June 17, 2017

1944. American Sailors Find War Souvenirs in Normandy

Searching for Souvenirs
"A group of U.S. infantrymen pose in front of a wrecked German tank while displaying a captured swastika flag. The infantrymen were left behind to mop-up in Chambois, France, last stronghold of the Nazis in the Falaise Gap area," August 20, 1944 (source)
From the Scottish newspaper The Press and Journal, June 15, 1944:
It Was No Place For Navy

The first American "tourists" landed in France on D-Day plus one. They were helped by a British patrol in their hunt for war souvenirs, says Bill Downs, C.B.S. correspondent with the British forces south of Bayeux.

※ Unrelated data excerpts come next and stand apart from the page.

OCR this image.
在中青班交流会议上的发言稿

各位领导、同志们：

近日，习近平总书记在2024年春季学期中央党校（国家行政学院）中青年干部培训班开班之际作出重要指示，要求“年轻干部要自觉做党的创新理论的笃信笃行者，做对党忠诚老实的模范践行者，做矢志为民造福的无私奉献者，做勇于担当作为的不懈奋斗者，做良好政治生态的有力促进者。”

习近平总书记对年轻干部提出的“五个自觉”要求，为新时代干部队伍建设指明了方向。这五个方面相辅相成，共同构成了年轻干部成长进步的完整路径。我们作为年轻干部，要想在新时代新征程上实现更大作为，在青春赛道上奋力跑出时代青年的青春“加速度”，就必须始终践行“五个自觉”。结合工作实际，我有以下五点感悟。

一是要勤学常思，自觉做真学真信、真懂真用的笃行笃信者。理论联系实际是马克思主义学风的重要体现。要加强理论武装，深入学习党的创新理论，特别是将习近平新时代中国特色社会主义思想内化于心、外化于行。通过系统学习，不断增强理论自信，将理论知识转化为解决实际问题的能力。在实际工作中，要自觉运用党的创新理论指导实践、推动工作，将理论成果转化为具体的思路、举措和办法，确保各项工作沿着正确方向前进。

They were three sailors dressed in blue dungarees—members of the crew of a landing craft which had to stay beached for repairs. They decided to wander inland and see if they could find souvenirs—Wilbert Barr, of Houston, Texas; Edward Bacalia, of Inkster, Mich.; and Martin Warwick, from Bothell, Washington.

A British patrol guaranteed to lead them to souvenirs.

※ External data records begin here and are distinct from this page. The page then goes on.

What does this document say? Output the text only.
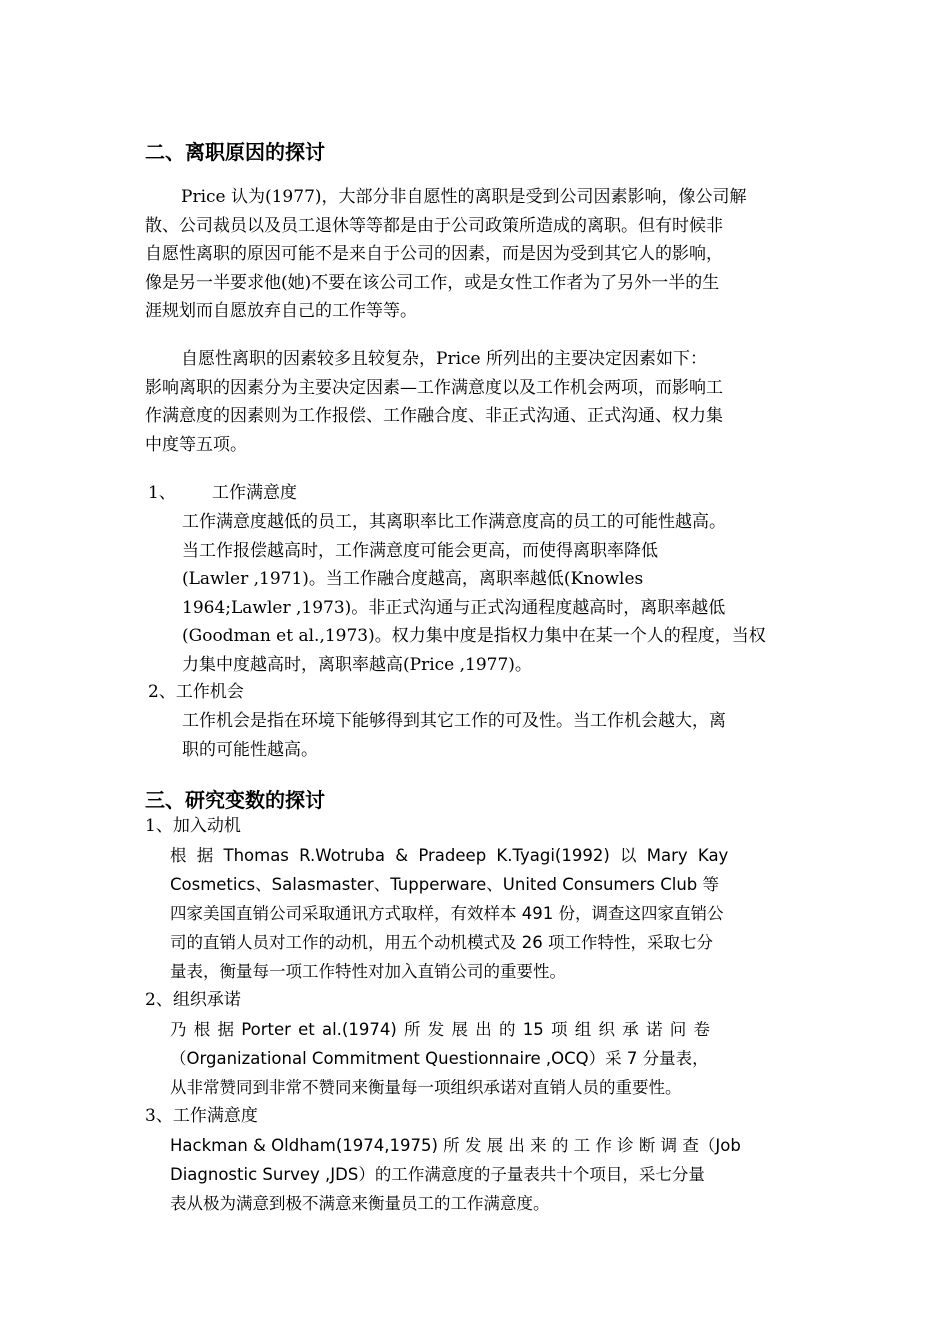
二、离职原因的探讨
Price 认为(1977)，大部分非自愿性的离职是受到公司因素影响，像公司解
散、公司裁员以及员工退休等等都是由于公司政策所造成的离职。但有时候非
自愿性离职的原因可能不是来自于公司的因素，而是因为受到其它人的影响，
像是另一半要求他(她)不要在该公司工作，或是女性工作者为了另外一半的生
涯规划而自愿放弃自己的工作等等。
自愿性离职的因素较多且较复杂，Price 所列出的主要决定因素如下：
影响离职的因素分为主要决定因素—工作满意度以及工作机会两项，而影响工
作满意度的因素则为工作报偿、工作融合度、非正式沟通、正式沟通、权力集
中度等五项。
1、 工作满意度
工作满意度越低的员工，其离职率比工作满意度高的员工的可能性越高。
当工作报偿越高时，工作满意度可能会更高，而使得离职率降低
(Lawler ,1971)。当工作融合度越高，离职率越低(Knowles
1964;Lawler ,1973)。非正式沟通与正式沟通程度越高时，离职率越低
(Goodman et al.,1973)。权力集中度是指权力集中在某一个人的程度，当权
力集中度越高时，离职率越高(Price ,1977)。
2、工作机会
工作机会是指在环境下能够得到其它工作的可及性。当工作机会越大，离
职的可能性越高。
三、研究变数的探讨
1、加入动机
根 据 Thomas R.Wotruba & Pradeep K.Tyagi(1992) 以 Mary Kay
Cosmetics、Salasmaster、Tupperware、United Consumers Club 等
四家美国直销公司采取通讯方式取样，有效样本 491 份，调查这四家直销公
司的直销人员对工作的动机，用五个动机模式及 26 项工作特性，采取七分
量表，衡量每一项工作特性对加入直销公司的重要性。
2、组织承诺
乃 根 据 Porter et al.(1974) 所 发 展 出 的 15 项 组 织 承 诺 问 卷
（Organizational Commitment Questionnaire ,OCQ）采 7 分量表，
从非常赞同到非常不赞同来衡量每一项组织承诺对直销人员的重要性。
3、工作满意度
Hackman & Oldham(1974,1975) 所 发 展 出 来 的 工 作 诊 断 调 查（Job
Diagnostic Survey ,JDS）的工作满意度的子量表共十个项目，采七分量
表从极为满意到极不满意来衡量员工的工作满意度。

They ran into a German patrol in forested no man's land, they were mortared and sniped, and in the end the Germans withdrew.

The sortie yielded a German helmet, two pistols, two rifles, a Nazi machine-gun, and a Nazi flag.

Around a bend on the way back to the beach, however, they suddenly found themselves surrounded by British tommy-guns. A British lieutenant ordered "Hands up" in German. The German equipment fell to the ground with a clatter.

It took a quarter of an hour to convince the lieutenant that they were not spies.

Barr said: "After that we walked whistling 'Yankee Doodle' loud. Up there is no place for the Navy."